Le Tchad se retrouve dans une position critique dans le rapport 2025 de l’Alliance transnationale pour la lutte contre le commerce illicite (TRACIT), occupant le 155e rang sur 158 pays évalués. Ce classement, l’un des plus bas au niveau mondial, constitue une véritable alerte rouge sur les dysfonctionnements systémiques qui minent la lutte contre le commerce illicite dans le pays. Entre failles institutionnelles, porosité des frontières, corruption et inefficacité réglementaire, le rapport pointe une situation préoccupante qui freine le développement économique et compromet la sécurité nationale.
Le rapport TRACIT évalue les performances des pays à partir de plusieurs critères : cadre législatif, efficacité douanière, transparence économique, coopération internationale et mise en œuvre des lois. Le classement extrêmement bas du Tchad résulte d’un cumul de faiblesses structurelles :
- Institutions sous-dotées et peu opérationnelles ;
- Corruption généralisée au sein de certains organes de contrôle ;
- Manque de coordination entre les services douaniers, fiscaux et de sécurité ;
- Absence de stratégie nationale cohérente pour combattre les réseaux criminels.
À cela s’ajoute une capacité limitée à surveiller les vastes frontières terrestres, souvent traversées librement par des flux de marchandises illicites.
Le commerce illicite frappe particulièrement les produits pharmaceutiques, les carburants, les alcools, le tabac et les biens de consommation courante. Le marché tchadien est inondé de produits contrefaits ou introduits frauduleusement, au détriment :
- Des entreprises locales, incapables de concurrencer les produits à bas prix ;
- De la santé publique, notamment avec la prolifération de médicaments de qualité douteuse ;
- Des recettes fiscales, puisque ces échanges échappent totalement au contrôle de l’État.
Cette situation illustre l’impact direct du commerce illicite sur l’économie formelle, la sécurité et la stabilité du pays.
Le rapport met également en lumière l’ampleur de l’évasion fiscale, un phénomène accentué par :
- La forte informalité de l’économie ;
- Le manque d’interopérabilité entre les institutions ;
- L’usage routinier de faux documents dans les opérations douanières ;
- Une surveillance quasi inexistante des circuits de distribution et d’importation.

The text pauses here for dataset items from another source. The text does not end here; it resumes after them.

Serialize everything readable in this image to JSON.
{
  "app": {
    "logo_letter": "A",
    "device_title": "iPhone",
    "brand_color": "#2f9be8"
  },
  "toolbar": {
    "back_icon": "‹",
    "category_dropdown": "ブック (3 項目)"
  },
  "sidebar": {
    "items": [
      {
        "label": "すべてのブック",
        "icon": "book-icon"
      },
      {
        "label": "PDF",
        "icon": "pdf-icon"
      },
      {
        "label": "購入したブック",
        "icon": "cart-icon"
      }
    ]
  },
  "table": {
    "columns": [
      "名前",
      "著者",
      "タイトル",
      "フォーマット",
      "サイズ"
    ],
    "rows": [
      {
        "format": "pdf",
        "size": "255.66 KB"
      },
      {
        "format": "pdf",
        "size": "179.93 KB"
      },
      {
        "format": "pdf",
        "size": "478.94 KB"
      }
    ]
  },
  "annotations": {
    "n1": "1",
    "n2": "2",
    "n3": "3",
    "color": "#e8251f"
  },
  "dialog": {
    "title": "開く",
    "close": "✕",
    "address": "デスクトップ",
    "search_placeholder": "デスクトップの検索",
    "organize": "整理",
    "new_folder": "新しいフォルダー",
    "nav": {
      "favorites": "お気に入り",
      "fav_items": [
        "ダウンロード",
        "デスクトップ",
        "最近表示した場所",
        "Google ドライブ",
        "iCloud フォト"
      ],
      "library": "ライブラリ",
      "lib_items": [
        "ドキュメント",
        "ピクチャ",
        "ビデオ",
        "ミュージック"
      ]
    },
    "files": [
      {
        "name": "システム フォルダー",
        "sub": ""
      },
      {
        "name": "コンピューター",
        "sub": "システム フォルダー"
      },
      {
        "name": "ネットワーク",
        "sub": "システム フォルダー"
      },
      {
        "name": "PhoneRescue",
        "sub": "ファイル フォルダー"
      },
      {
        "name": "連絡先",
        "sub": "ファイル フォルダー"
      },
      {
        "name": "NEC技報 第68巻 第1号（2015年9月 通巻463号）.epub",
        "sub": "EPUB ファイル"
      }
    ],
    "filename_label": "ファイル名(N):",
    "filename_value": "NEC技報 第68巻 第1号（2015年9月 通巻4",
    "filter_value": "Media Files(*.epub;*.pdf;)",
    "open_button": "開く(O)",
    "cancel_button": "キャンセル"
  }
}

Cette « hémorragie fiscale » prive le Tchad de ressources publiques essentielles pour les secteurs sociaux : éducation, santé, infrastructures ou encore sécurité.
Le Tchad a récemment amorcé quelques initiatives, telles que le renforcement des inspections à l’importation et l’ouverture à la coopération internationale, notamment avec des organisations régionales. Toutefois, ces actions restent parcellaires, peu financées et aisément contournées par des réseaux bien établis, souvent mieux organisés que les services de l’État.

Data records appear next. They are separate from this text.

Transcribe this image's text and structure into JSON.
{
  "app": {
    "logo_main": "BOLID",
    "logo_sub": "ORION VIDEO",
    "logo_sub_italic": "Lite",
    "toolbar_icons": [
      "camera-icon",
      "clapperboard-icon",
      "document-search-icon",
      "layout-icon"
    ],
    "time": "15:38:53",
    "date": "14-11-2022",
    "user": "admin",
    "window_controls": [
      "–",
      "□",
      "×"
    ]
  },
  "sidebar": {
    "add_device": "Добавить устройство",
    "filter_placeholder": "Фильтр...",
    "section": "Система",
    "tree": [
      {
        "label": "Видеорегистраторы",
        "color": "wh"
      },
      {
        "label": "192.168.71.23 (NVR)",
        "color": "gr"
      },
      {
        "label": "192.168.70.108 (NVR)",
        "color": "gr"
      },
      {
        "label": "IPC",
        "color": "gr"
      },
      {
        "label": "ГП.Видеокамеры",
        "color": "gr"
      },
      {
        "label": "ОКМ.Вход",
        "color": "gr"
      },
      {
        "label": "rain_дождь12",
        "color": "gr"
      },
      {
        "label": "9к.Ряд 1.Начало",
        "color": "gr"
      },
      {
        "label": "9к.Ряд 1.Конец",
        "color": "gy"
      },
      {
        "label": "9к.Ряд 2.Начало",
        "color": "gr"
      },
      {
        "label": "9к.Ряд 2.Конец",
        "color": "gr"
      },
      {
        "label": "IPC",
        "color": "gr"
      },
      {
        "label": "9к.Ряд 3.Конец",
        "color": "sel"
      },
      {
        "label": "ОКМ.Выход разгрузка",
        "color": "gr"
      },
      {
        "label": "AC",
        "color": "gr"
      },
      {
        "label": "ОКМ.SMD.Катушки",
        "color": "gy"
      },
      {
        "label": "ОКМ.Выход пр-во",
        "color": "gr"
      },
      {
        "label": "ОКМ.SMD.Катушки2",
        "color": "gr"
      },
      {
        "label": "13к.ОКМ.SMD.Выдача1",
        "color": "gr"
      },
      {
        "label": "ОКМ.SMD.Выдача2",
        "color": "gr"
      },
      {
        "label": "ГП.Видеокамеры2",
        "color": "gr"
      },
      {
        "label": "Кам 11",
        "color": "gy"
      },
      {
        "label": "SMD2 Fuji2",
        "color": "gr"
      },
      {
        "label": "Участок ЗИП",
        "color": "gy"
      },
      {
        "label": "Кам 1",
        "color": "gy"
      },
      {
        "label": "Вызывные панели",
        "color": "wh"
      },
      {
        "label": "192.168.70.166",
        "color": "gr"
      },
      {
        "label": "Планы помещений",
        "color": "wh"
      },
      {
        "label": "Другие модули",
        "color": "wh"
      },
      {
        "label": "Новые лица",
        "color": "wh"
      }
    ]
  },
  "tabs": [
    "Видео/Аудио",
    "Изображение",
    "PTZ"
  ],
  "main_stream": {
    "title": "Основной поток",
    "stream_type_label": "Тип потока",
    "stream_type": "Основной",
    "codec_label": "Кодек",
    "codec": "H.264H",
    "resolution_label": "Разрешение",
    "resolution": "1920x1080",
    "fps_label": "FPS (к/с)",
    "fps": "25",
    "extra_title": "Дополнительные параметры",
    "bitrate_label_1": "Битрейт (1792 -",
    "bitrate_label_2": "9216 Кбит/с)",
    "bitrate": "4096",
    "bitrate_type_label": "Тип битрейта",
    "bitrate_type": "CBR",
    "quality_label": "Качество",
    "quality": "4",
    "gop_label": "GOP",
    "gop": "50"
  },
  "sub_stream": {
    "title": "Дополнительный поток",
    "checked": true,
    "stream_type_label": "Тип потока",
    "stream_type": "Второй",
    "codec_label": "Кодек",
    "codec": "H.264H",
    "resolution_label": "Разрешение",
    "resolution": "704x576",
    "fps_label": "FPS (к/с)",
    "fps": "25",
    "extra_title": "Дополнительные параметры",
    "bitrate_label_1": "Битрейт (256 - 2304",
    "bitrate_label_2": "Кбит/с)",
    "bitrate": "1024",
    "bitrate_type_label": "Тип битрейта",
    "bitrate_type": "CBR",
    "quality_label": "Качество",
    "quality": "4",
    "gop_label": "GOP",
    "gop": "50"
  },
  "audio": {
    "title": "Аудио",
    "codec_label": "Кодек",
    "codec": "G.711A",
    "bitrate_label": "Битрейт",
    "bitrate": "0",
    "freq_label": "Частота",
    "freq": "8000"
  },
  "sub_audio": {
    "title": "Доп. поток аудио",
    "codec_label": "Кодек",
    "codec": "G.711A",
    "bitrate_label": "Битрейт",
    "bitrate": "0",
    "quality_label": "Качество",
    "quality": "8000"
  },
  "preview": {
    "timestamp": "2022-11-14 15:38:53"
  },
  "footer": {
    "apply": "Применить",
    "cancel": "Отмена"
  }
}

Face à l’ampleur du défi, TRACIT recommande une réforme en profondeur des mécanismes de lutte contre le commerce illicite au Tchad. Parmi les axes prioritaires figurent :
- La promulgation de lois plus rigoureuses et leur application stricte ;
- Le renforcement des capacités humaines et matérielles des douanes et services de sécurité ;
- La digitalisation et l’interconnexion des services publics concernés ;
- Une coopération régionale structurée, notamment avec les pays frontaliers pour contrer les réseaux transnationaux.

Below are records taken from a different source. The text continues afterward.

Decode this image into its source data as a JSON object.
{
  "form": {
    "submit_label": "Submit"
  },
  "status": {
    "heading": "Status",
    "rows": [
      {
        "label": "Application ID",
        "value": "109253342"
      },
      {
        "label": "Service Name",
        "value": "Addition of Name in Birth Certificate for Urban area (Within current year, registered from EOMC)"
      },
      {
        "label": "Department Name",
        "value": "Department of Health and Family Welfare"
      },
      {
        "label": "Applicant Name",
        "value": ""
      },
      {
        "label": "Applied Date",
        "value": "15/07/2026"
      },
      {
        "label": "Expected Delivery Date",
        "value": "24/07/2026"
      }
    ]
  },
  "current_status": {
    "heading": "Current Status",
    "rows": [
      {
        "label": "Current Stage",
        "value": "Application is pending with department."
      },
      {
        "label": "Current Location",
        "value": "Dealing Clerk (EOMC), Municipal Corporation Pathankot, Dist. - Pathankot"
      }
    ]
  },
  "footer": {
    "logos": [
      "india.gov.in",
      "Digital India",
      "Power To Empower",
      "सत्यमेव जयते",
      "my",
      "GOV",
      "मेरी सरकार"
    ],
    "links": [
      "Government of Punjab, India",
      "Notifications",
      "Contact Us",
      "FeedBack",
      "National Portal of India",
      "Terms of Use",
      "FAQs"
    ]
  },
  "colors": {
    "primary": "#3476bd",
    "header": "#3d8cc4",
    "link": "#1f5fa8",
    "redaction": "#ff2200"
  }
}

Au-delà de la lutte contre la criminalité économique, ce classement alarmant interpelle sur une menace systémique au développement du Tchad. Le commerce illicite est non seulement un fléau économique, mais également un facteur de fragilisation de l’État, en affaiblissant ses moyens d’action et sa légitimité. La mise en place d’une stratégie cohérente, inclusive et durable est un impératif pour protéger les citoyens, restaurer la confiance dans les institutions et garantir un avenir économique viable.
Le rapport 2025 de TRACIT agit comme un signal d’alarme. Si rien n’est fait, le Tchad risque de s’enliser davantage dans une économie parallèle qui compromet sa stabilité et son développement. À l’inverse, une volonté politique forte et des actions coordonnées pourraient transformer ce défi en opportunité de réforme et de relance nationale.